While training NJF currently requires multiple cameras and have to be redone for every robot, the researchers are already imagining a more accessible version. In the longer term, hobbyists could record a robot’s random movements with their phone, very similar to you’d take a video of a rental automobile before driving off, and use that footage to create a control model, with no prior knowledge or special equipment required.
The system doesn’t yet generalize across different robots, and it lacks force or tactile sensing, limiting its effectiveness on contact-rich tasks. However the team is exploring recent ways to deal with these limitations: improving generalization, handling occlusions, and increasing the model’s ability to reason over longer spatial and temporal horizons.
“Just as humans develop an intuitive understanding of how their bodies move and reply to commands, NJF gives robots that sort of embodied self-awareness through vision alone,” says Li. “This understanding is a foundation for flexible manipulation and control in real-world environments. Our work, essentially, reflects a broader trend in robotics: moving away from manually programming detailed models toward teaching robots through commentary and interaction.”
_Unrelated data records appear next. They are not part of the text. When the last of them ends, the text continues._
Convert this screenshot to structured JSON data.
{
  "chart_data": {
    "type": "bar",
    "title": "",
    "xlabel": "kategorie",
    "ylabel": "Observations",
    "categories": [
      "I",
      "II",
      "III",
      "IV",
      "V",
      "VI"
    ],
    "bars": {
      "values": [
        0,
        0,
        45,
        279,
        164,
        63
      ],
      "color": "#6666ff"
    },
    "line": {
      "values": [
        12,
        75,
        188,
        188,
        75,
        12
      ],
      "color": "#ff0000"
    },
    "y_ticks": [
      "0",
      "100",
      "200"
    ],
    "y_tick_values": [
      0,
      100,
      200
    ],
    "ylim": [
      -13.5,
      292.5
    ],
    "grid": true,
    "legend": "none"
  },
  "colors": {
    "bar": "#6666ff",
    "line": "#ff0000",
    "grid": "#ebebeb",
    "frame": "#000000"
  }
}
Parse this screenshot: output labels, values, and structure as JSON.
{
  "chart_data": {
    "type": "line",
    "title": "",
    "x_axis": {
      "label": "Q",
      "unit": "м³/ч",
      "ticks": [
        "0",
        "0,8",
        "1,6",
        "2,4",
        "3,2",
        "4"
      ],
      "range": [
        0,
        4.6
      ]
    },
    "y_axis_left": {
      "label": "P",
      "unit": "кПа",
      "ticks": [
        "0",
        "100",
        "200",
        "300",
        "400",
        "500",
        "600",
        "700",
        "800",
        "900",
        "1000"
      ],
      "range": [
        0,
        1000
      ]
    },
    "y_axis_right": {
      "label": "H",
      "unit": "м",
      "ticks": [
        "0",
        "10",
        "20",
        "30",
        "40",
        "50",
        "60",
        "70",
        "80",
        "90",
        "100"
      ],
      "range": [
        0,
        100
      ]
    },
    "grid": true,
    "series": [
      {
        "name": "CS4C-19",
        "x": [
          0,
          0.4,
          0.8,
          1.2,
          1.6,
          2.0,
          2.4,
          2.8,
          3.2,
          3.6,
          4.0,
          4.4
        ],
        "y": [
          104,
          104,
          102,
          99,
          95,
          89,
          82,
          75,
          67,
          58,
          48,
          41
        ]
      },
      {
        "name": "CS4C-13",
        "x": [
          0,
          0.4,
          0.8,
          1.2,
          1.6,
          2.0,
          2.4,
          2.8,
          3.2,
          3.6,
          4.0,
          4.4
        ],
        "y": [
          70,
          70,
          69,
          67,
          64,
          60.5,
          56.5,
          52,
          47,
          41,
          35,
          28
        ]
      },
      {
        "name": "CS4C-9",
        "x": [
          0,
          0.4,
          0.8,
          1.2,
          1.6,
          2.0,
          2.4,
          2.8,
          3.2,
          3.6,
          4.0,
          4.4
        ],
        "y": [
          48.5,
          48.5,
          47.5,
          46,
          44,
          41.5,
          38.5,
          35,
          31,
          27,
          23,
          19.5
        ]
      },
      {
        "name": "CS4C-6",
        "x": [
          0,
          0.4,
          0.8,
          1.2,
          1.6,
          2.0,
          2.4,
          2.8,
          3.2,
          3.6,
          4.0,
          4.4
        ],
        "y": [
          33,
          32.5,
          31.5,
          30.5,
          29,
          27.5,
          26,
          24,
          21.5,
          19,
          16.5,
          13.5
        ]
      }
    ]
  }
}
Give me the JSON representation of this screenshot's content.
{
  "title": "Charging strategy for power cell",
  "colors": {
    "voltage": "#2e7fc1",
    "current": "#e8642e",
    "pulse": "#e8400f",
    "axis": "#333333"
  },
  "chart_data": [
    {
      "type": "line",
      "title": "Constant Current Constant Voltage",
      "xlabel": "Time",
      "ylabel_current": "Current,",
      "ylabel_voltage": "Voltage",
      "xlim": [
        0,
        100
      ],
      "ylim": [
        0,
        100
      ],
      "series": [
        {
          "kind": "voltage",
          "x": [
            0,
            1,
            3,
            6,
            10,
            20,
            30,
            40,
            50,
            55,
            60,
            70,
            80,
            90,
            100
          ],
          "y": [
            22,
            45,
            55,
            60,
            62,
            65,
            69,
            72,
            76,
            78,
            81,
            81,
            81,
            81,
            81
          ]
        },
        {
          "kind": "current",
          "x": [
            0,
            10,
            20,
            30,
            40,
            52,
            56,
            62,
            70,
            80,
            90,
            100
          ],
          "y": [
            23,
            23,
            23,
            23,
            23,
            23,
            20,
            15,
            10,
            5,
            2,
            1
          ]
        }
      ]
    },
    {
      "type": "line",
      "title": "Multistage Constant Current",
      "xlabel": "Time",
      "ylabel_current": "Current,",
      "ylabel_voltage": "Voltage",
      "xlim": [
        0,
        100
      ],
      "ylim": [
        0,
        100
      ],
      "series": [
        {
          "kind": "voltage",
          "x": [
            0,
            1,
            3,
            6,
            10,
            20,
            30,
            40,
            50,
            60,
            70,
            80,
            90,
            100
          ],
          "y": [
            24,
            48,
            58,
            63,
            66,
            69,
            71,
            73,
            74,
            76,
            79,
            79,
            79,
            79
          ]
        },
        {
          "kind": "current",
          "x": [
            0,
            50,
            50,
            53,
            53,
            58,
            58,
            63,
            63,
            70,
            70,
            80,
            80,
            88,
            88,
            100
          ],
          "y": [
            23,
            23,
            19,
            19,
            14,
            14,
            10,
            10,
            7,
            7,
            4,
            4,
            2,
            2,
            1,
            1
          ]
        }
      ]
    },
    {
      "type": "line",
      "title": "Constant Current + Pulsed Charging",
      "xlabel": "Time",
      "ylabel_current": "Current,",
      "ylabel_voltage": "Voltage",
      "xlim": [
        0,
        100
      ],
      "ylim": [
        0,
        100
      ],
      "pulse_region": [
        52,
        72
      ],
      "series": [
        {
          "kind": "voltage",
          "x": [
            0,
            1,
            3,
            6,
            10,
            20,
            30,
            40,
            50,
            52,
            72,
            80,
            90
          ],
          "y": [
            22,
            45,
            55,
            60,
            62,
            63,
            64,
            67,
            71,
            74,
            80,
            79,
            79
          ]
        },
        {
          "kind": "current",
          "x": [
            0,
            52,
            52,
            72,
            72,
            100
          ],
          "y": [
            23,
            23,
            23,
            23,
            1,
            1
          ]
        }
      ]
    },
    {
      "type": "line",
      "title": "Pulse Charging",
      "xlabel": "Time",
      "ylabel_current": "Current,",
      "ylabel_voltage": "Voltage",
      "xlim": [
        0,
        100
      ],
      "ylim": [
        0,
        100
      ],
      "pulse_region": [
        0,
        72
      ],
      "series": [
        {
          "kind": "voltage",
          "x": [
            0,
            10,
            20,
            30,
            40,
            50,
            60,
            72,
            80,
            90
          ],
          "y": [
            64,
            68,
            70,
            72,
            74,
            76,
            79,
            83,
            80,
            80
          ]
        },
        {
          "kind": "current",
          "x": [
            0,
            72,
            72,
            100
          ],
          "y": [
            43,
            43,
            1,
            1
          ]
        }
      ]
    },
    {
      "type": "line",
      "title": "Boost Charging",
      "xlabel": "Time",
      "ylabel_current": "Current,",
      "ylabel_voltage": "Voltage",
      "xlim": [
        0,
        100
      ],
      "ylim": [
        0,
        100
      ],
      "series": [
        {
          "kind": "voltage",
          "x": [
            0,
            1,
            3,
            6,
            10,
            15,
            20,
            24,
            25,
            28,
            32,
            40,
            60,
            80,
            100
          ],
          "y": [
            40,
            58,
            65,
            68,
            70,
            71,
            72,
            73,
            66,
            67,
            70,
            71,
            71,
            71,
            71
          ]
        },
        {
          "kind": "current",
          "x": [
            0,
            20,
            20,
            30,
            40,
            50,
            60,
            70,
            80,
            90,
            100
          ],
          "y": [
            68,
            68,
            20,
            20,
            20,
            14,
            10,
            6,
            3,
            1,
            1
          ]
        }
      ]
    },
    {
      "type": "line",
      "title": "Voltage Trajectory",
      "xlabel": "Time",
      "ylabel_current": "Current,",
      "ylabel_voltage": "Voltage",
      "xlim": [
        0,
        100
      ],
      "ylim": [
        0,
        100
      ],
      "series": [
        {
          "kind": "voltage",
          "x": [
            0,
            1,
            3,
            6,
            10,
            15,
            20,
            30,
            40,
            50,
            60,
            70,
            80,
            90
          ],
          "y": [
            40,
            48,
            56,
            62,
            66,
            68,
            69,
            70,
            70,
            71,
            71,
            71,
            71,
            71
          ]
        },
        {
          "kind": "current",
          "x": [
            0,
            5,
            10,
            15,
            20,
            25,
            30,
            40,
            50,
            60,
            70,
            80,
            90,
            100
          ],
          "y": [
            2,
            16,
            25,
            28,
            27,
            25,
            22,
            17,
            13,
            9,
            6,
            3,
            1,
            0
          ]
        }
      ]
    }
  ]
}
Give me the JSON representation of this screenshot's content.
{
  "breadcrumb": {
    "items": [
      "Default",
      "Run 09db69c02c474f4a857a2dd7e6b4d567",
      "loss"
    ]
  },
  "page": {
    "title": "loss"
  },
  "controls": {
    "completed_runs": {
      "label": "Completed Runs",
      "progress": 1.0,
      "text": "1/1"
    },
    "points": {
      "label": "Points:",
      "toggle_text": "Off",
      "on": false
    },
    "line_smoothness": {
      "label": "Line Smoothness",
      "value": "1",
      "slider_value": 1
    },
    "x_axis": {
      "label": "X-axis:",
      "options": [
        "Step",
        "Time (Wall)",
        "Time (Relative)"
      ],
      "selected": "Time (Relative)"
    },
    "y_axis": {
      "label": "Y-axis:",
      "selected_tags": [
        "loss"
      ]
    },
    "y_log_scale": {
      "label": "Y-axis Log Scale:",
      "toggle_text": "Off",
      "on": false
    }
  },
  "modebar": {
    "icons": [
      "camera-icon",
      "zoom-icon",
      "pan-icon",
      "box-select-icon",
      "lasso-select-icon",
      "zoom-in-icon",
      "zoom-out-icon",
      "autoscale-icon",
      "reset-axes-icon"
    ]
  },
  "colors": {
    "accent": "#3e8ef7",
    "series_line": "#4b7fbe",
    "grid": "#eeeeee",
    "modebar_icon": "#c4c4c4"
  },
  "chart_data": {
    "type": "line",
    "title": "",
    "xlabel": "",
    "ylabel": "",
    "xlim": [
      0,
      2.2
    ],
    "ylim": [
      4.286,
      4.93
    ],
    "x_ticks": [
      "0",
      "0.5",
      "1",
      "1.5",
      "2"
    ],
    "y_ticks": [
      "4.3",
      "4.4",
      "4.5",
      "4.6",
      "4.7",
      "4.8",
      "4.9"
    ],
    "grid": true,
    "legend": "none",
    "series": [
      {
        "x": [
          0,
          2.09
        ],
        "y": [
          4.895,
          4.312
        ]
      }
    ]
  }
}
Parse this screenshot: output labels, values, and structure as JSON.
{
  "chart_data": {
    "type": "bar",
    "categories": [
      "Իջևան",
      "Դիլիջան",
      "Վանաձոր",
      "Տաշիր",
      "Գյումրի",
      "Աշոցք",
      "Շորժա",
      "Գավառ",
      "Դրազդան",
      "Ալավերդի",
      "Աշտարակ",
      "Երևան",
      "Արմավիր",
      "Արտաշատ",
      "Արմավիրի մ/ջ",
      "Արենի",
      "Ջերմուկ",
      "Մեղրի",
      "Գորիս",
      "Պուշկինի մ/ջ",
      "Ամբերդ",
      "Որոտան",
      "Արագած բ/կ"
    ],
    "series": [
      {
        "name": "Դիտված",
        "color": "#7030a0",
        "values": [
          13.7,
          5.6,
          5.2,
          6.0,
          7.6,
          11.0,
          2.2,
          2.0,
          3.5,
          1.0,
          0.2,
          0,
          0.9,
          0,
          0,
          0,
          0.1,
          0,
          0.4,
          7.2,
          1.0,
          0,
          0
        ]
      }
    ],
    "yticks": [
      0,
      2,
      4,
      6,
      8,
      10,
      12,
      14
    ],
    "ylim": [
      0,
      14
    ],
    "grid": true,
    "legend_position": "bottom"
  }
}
This paper brought together the pc vision and self-supervised learning work from the Sitzmann lab and the expertise in soft robots from the Rus lab. Li, Sitzmann, and Rus co-authored the paper with CSAIL affiliates Annan Zhang SM ’22, a PhD student in electrical engineering and computer science (EECS); Boyuan Chen, a PhD student in EECS; Hanna Matusik, an undergraduate researcher in mechanical engineering; and Chao Liu, a postdoc within the Senseable City Lab at MIT.
The research was supported by the Solomon Buchsbaum Research Fund through MIT’s Research Support Committee, an MIT Presidential Fellowship, the National Science Foundation, and the Gwangju Institute of Science and Technology.